Diskusinya bukan soal bagaimana seharusnya Presiden Jokowi menuntaskan problem klasik yang telah membelenggu setiap periode pemerintahan tersebut, melainkan lebih pada harapan masyarakat yang demikian besar akan munculnya gagasan-gagasan brilian yang diterjemahkan dalam kebijakan-kebijakan terobosan yang gemilang oleh Kabinet Kerja.
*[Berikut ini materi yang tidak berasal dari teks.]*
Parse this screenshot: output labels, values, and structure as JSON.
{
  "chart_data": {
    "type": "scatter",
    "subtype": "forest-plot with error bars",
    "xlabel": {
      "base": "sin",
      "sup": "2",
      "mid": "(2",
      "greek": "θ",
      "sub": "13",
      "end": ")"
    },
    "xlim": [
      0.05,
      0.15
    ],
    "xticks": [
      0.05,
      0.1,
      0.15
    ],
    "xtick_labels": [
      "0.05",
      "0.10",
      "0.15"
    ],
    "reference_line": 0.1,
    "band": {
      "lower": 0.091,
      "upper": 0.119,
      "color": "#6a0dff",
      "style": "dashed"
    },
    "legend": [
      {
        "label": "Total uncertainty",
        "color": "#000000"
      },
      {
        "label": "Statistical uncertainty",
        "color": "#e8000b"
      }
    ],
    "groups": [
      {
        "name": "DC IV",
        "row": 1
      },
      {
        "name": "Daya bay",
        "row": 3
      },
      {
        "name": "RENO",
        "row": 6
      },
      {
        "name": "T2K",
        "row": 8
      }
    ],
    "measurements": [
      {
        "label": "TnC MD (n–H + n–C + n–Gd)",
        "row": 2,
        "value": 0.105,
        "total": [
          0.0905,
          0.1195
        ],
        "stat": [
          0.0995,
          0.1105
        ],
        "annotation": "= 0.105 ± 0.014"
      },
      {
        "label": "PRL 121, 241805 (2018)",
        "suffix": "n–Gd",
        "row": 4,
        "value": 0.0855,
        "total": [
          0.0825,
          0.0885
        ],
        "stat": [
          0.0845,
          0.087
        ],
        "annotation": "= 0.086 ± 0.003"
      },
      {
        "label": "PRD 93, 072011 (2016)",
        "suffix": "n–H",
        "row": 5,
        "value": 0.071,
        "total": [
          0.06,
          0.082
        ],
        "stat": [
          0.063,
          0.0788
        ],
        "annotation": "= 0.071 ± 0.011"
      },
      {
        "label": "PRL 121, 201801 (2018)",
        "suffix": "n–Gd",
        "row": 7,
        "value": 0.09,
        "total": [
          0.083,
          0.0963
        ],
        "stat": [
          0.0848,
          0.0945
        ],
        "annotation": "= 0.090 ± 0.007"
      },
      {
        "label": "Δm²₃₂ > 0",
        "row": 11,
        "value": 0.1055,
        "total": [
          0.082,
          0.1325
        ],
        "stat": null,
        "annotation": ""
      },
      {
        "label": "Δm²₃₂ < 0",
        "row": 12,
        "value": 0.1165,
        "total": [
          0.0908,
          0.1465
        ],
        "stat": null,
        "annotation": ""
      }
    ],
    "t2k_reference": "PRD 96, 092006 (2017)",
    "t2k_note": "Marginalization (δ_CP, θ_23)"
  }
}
Rencana menaikkan harga BBM bersubsidi sebagai upaya menyelamatkan APBN menurut Prof Yusril dan mantan Menko Perekonomian Rizal Ramli sebagai langkah yang kurang kreatif dan ingin gampang saja. Apalagi, momentumnya kurang tepat karena harga minyak dunia sedang turun, jauh di bawah harga yang dipatok dalam APBN. Titik tekan kita di sini adalah kreativitas dari Kabinet Kerja.
Coba kita lihat apa yang dilakukan anggota kabinet dalam satu pekan pertama setelah pelantikan. Mayoritas mereka langsung tancap gas seperti yang diarahkan Presiden Jokowi dan desakan publik kepada pemerintah. Tancap gas ini pun diwujudkan dalam bentuk inspeksi mendadak (sidak) ke sejumlah lokasi dengan rombongan lengkap, termasuk para pewarta yang siap mengabadikan aksi heroik sidak ini.
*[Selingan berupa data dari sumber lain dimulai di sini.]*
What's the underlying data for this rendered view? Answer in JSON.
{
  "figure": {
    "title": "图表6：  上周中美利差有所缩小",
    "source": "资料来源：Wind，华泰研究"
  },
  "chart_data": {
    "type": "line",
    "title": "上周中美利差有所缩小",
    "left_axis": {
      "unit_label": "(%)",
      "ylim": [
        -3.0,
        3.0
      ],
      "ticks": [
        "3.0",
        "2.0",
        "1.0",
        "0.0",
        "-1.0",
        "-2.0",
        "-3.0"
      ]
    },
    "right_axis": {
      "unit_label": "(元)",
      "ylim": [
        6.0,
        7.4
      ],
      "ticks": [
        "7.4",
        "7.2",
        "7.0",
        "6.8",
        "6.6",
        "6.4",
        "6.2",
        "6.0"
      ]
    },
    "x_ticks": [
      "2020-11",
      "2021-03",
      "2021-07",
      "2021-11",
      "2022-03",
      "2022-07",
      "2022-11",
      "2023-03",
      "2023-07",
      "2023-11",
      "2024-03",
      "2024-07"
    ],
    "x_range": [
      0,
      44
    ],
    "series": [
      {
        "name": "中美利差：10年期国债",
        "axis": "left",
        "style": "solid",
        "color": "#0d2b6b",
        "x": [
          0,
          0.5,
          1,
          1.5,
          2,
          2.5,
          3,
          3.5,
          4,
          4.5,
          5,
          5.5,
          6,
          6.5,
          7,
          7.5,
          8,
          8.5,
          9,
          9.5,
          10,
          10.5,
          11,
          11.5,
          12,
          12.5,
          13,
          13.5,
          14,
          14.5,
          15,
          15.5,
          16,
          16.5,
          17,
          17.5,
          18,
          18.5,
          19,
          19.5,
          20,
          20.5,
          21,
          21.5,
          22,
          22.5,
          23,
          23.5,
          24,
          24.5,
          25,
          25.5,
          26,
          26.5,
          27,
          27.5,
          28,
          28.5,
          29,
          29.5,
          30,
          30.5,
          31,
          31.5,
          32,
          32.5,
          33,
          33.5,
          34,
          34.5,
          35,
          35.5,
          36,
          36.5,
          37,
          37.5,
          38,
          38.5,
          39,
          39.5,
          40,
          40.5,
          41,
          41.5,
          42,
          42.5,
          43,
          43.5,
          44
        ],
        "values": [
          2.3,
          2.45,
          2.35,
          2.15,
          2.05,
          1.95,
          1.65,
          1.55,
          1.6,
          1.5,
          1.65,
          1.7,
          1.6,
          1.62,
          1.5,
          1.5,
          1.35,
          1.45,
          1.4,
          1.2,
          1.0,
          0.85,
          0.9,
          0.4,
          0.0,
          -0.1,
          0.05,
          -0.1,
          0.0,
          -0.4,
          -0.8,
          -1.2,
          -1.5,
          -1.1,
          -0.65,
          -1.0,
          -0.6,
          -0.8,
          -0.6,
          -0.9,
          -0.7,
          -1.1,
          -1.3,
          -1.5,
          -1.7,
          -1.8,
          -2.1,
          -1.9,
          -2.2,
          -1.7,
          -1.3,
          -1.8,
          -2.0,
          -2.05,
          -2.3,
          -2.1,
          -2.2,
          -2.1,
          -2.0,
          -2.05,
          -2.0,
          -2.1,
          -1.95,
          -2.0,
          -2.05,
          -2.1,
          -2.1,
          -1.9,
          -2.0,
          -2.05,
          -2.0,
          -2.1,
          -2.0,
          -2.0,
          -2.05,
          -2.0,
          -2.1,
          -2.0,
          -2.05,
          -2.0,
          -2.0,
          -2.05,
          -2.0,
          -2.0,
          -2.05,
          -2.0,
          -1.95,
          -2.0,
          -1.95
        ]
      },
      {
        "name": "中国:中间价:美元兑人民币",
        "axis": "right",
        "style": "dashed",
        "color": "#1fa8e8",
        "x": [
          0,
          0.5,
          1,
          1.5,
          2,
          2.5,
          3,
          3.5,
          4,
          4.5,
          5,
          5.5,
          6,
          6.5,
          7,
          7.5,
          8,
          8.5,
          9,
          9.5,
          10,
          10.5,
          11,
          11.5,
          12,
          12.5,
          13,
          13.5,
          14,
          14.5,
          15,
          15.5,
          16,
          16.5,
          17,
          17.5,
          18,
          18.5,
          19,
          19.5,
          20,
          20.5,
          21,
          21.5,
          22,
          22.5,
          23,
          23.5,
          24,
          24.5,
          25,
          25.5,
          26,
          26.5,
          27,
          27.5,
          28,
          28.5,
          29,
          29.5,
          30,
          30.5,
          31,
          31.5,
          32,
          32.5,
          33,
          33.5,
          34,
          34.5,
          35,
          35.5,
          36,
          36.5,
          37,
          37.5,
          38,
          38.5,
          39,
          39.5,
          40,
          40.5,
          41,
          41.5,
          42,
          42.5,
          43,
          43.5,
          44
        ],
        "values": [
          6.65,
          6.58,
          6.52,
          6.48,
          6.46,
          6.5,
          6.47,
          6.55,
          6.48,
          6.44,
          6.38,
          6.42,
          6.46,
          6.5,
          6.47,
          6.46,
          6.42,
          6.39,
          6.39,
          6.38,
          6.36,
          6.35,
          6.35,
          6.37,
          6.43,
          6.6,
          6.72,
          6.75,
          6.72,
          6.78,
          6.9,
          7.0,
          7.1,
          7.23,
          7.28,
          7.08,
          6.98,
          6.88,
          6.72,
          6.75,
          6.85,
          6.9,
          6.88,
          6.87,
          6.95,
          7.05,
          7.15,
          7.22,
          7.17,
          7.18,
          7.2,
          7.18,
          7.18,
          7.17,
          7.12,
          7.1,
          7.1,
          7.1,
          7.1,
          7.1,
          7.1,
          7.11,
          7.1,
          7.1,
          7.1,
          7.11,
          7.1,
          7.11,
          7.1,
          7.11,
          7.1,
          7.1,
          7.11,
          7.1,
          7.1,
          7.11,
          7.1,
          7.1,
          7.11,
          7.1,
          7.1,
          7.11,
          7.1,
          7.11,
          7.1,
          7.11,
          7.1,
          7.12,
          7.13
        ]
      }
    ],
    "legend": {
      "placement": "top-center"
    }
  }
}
Apa yang dilakukan para menteri yang langsung action di lapangan ini tentu saja bertujuan menyampaikan pesan positif kepada masyarakat bahwa kabinet sungguh-sungguh telah bekerja keras. Para menteri ini pun seperti mengerti betul gaya Presiden Jokowi yang hobi blusukan sejak menjadi wali kota Solo maupun saat menjabat gubernur DKI Jakarta.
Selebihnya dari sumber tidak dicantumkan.